Das Patent 102 12 801 wird beschränkt aufrechterhalten mit dem Patentanspruch 1 gemäß Hilfsantrag vom 20. Dezember 2005, eingegangen am 23. Dezember 2005, den Patentansprüchen 2 bis 19 gemäß Hilfsantrag vom 21. September 2005, eingegangen am 22. September 2005, Beschreibung und Zeichnungen gemäß Patentschrift.

Gründe

I.

Gegen die am 2. Januar 2003 veröffentlichte Erteilung des Patents 102 12 801 mit der Bezeichnung "Kühler für flüssige Medien sowie Verfahren zur Herstellung eines solchen Kühlers" ist am 2. April 2003 Einspruch erhoben worden. Der Einspruch ist mit Gründen versehen und auf die Behauptung gestützt, dass der Gegenstand des Patents keine patentfähige Erfindung darstelle. Zum Stand der Technik hat die Einsprechende auf Kühler verwiesen, die sie vor dem Anmeldetag des angefochtenen Patents hergestellt und vertrieben habe. Sie hat dazu Konstruktionszeichnungen mit den Zeichnungsnummern 48004, 49145004/594, 49823005, 48003 und 49145002 (Beilagen A bis E) sowie Rechnungen vom 17. und 19. Dezember 2001 für Kraftstoffkühler 48004 bzw. Kühler 48003 vorgelegt. Sie hat vorgetragen, dass die gemäß den Rechnungen vertriebenen Kühler den Zeichnungen entsprachen und dafür Zeugenbeweis angetreten (Schriftsatz vom 2. April 2003 S. 3 le. Abs.). Zur Herstellung des als vorbenutzt behaupteten Kühlers hat sie vorgetragen, die beiden offenen Enden des Grundprofils seien mit einer Fräse oder einem Stanzwerkzeug bearbeitet worden, wobei hierbei die Wandung des Grundprofils in seiner Gestalt nicht verändert, sondern jeder zweite Steg am offenen Ende und jeder Steg am anderen offenen Ende gegenüber seinen jeweiligen benachbarten Stegen in seiner Längsausdehnung verkürzt worden sei (Schriftsatz vom 2. April 2003 S. 4 le. Abs.).

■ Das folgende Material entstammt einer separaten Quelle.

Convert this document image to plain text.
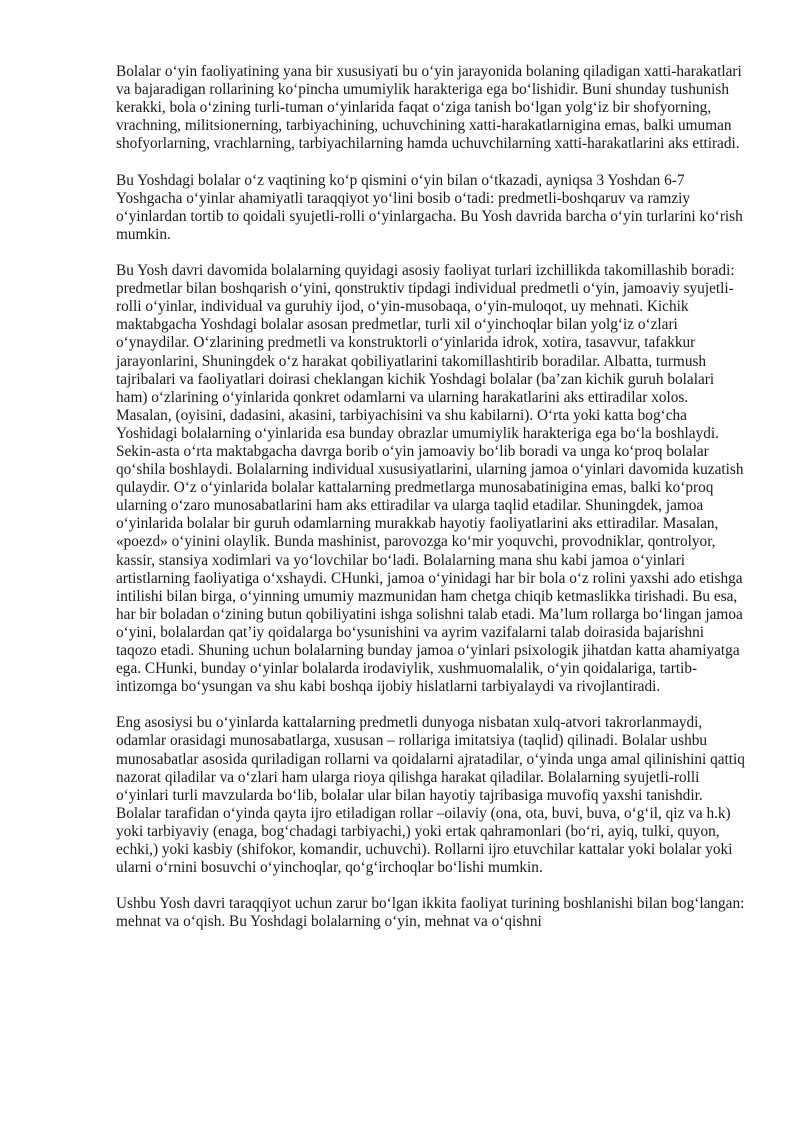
Bolalar o‘yin faoliyatining yana bir xususiyati bu o‘yin jarayonida bolaning qiladigan xatti-harakatlari va bajaradigan rollarining ko‘pincha umumiylik harakteriga ega bo‘lishidir. Buni shunday tushunish kerakki, bola o‘zining turli-tuman o‘yinlarida faqat o‘ziga tanish bo‘lgan yolg‘iz bir shofyorning, vrachning, militsionerning, tarbiyachining, uchuvchining xatti-harakatlarnigina emas, balki umuman shofyorlarning, vrachlarning, tarbiyachilarning hamda uchuvchilarning xatti-harakatlarini aks ettiradi.

Bu Yoshdagi bolalar o‘z vaqtining ko‘p qismini o‘yin bilan o‘tkazadi, ayniqsa 3 Yoshdan 6-7 Yoshgacha o‘yinlar ahamiyatli taraqqiyot yo‘lini bosib o‘tadi: predmetli-boshqaruv va ramziy o‘yinlardan tortib to qoidali syujetli-rolli o‘yinlargacha. Bu Yosh davrida barcha o‘yin turlarini ko‘rish mumkin.

Bu Yosh davri davomida bolalarning quyidagi asosiy faoliyat turlari izchillikda takomillashib boradi: predmetlar bilan boshqarish o‘yini, qonstruktiv tipdagi individual predmetli o‘yin, jamoaviy syujetli-rolli o‘yinlar, individual va guruhiy ijod, o‘yin-musobaqa, o‘yin-muloqot, uy mehnati. Kichik maktabgacha Yoshdagi bolalar asosan predmetlar, turli xil o‘yinchoqlar bilan yolg‘iz o‘zlari o‘ynaydilar. O‘zlarining predmetli va konstruktorli o‘yinlarida idrok, xotira, tasavvur, tafakkur jarayonlarini, Shuningdek o‘z harakat qobiliyatlarini takomillashtirib boradilar. Albatta, turmush tajribalari va faoliyatlari doirasi cheklangan kichik Yoshdagi bolalar (ba’zan kichik guruh bolalari ham) o‘zlarining o‘yinlarida qonkret odamlarni va ularning harakatlarini aks ettiradilar xolos. Masalan, (oyisini, dadasini, akasini, tarbiyachisini va shu kabilarni). O‘rta yoki katta bog‘cha Yoshidagi bolalarning o‘yinlarida esa bunday obrazlar umumiylik harakteriga ega bo‘la boshlaydi. Sekin-asta o‘rta maktabgacha davrga borib o‘yin jamoaviy bo‘lib boradi va unga ko‘proq bolalar qo‘shila boshlaydi. Bolalarning individual xususiyatlarini, ularning jamoa o‘yinlari davomida kuzatish qulaydir. O‘z o‘yinlarida bolalar kattalarning predmetlarga munosabatinigina emas, balki ko‘proq ularning o‘zaro munosabatlarini ham aks ettiradilar va ularga taqlid etadilar. Shuningdek, jamoa o‘yinlarida bolalar bir guruh odamlarning murakkab hayotiy faoliyatlarini aks ettiradilar. Masalan, «poezd» o‘yinini olaylik. Bunda mashinist, parovozga ko‘mir yoquvchi, provodniklar, qontrolyor, kassir, stansiya xodimlari va yo‘lovchilar bo‘ladi. Bolalarning mana shu kabi jamoa o‘yinlari artistlarning faoliyatiga o‘xshaydi. CHunki, jamoa o‘yinidagi har bir bola o‘z rolini yaxshi ado etishga intilishi bilan birga, o‘yinning umumiy mazmunidan ham chetga chiqib ketmaslikka tirishadi. Bu esa, har bir boladan o‘zining butun qobiliyatini ishga solishni talab etadi. Ma’lum rollarga bo‘lingan jamoa o‘yini, bolalardan qat’iy qoidalarga bo‘ysunishini va ayrim vazifalarni talab doirasida bajarishni taqozo etadi. Shuning uchun bolalarning bunday jamoa o‘yinlari psixologik jihatdan katta ahamiyatga ega. CHunki, bunday o‘yinlar bolalarda irodaviylik, xushmuomalalik, o‘yin qoidalariga, tartib-intizomga bo‘ysungan va shu kabi boshqa ijobiy hislatlarni tarbiyalaydi va rivojlantiradi.

Eng asosiysi bu o‘yinlarda kattalarning predmetli dunyoga nisbatan xulq-atvori takrorlanmaydi, odamlar orasidagi munosabatlarga, xususan – rollariga imitatsiya (taqlid) qilinadi. Bolalar ushbu munosabatlar asosida quriladigan rollarni va qoidalarni ajratadilar, o‘yinda unga amal qilinishini qattiq nazorat qiladilar va o‘zlari ham ularga rioya qilishga harakat qiladilar. Bolalarning syujetli-rolli o‘yinlari turli mavzularda bo‘lib, bolalar ular bilan hayotiy tajribasiga muvofiq yaxshi tanishdir. Bolalar tarafidan o‘yinda qayta ijro etiladigan rollar –oilaviy (ona, ota, buvi, buva, o‘g‘il, qiz va h.k) yoki tarbiyaviy (enaga, bog‘chadagi tarbiyachi,) yoki ertak qahramonlari (bo‘ri, ayiq, tulki, quyon, echki,) yoki kasbiy (shifokor, komandir, uchuvchi). Rollarni ijro etuvchilar kattalar yoki bolalar yoki ularni o‘rnini bosuvchi o‘yinchoqlar, qo‘g‘irchoqlar bo‘lishi mumkin.

Ushbu Yosh davri taraqqiyot uchun zarur bo‘lgan ikkita faoliyat turining boshlanishi bilan bog‘langan: mehnat va o‘qish. Bu Yoshdagi bolalarning o‘yin, mehnat va o‘qishni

Die Patentinhaberin hat der behaupteten Vorbenutzung nicht widersprochen. Sie macht geltend, dass der Gegenstand des angefochtenen Patents auch im Hinblick auf den Stand der Technik gemäß dem vorbenutzten Kühler patentfähig sei.

In einer Zwischenverfügung hat der Berichterstatter des Senats die Beteiligten darauf hingewiesen, dass die Lieferung von Kühlern gemäß den vorgelegten Zeichnungen aufgrund der ebenfalls vorgelegten Rechnungen plausibel erscheine, dass jedoch Zweifel daran bestünden, dass eine Untersuchung der betreffenden Kühler Aufschluss über bestimmte Einzelheiten des Verfahrens zu ihrer Herstellung gäbe, insbesondere darüber, wie die Stege zwischen den Kanälen nach dem Ablängen des Grundprofils verkürzt wurden. Im weiteren Verlauf des Verfahrens haben beide Beteiligte mitgeteilt, dass sie zu der angesetzten mündlichen Verhandlung nicht erscheinen würden. Die mündliche Verhandlung ist daraufhin abgesetzt worden.

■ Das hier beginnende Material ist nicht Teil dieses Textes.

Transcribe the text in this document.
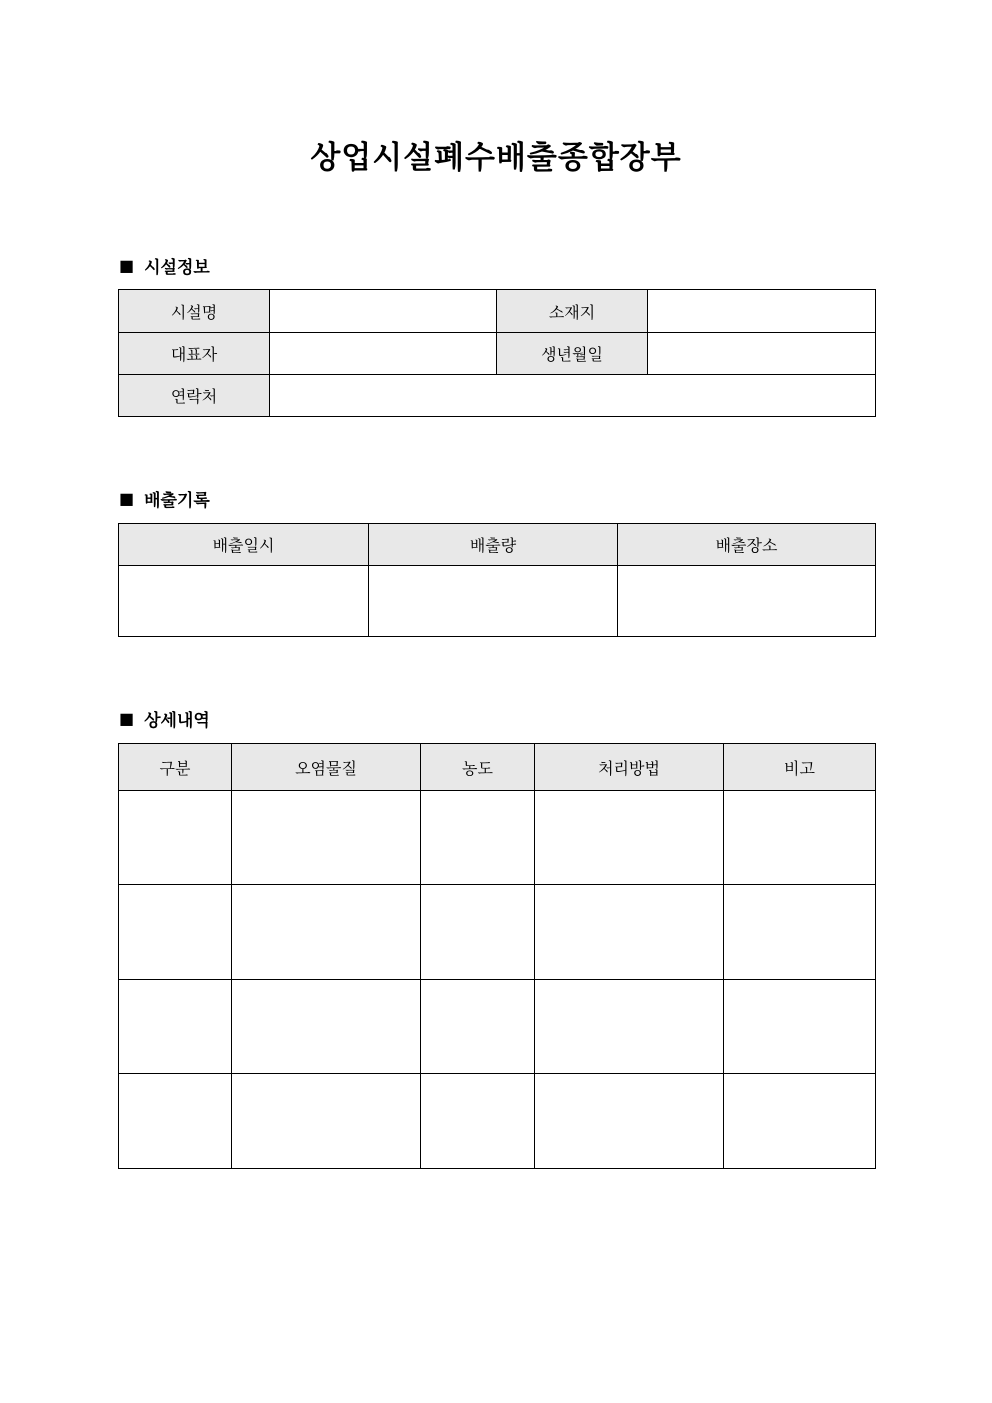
상업시설폐수배출종합장부
■ 시설정보
시설명		소재지	
대표자		생년월일	
연락처			
■ 배출기록
배출일시	배출량	배출장소

■ 상세내역
구분	오염물질	농도	처리방법	비고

Die Patentinhaberin hat mit Schriftsatz vom 21. September 2005 neue Patentansprüche 1 bis 19 gemäß Hilfsantrag vorgelegt.

Die Einsprechende beantragt, das Patent zu widerrufen.

Die Patentinhaberin beantragt, das Patent aufrechtzuerhalten, hilfsweise, das Patent mit dem Patentanspruch 1 gemäß Hilfsantrag vom 20. Dezember 2005 und den Patentansprüchen 2 bis 19 gemäß Hilfsantrag vom 21. September 2005 beschränkt aufrechtzuerhalten.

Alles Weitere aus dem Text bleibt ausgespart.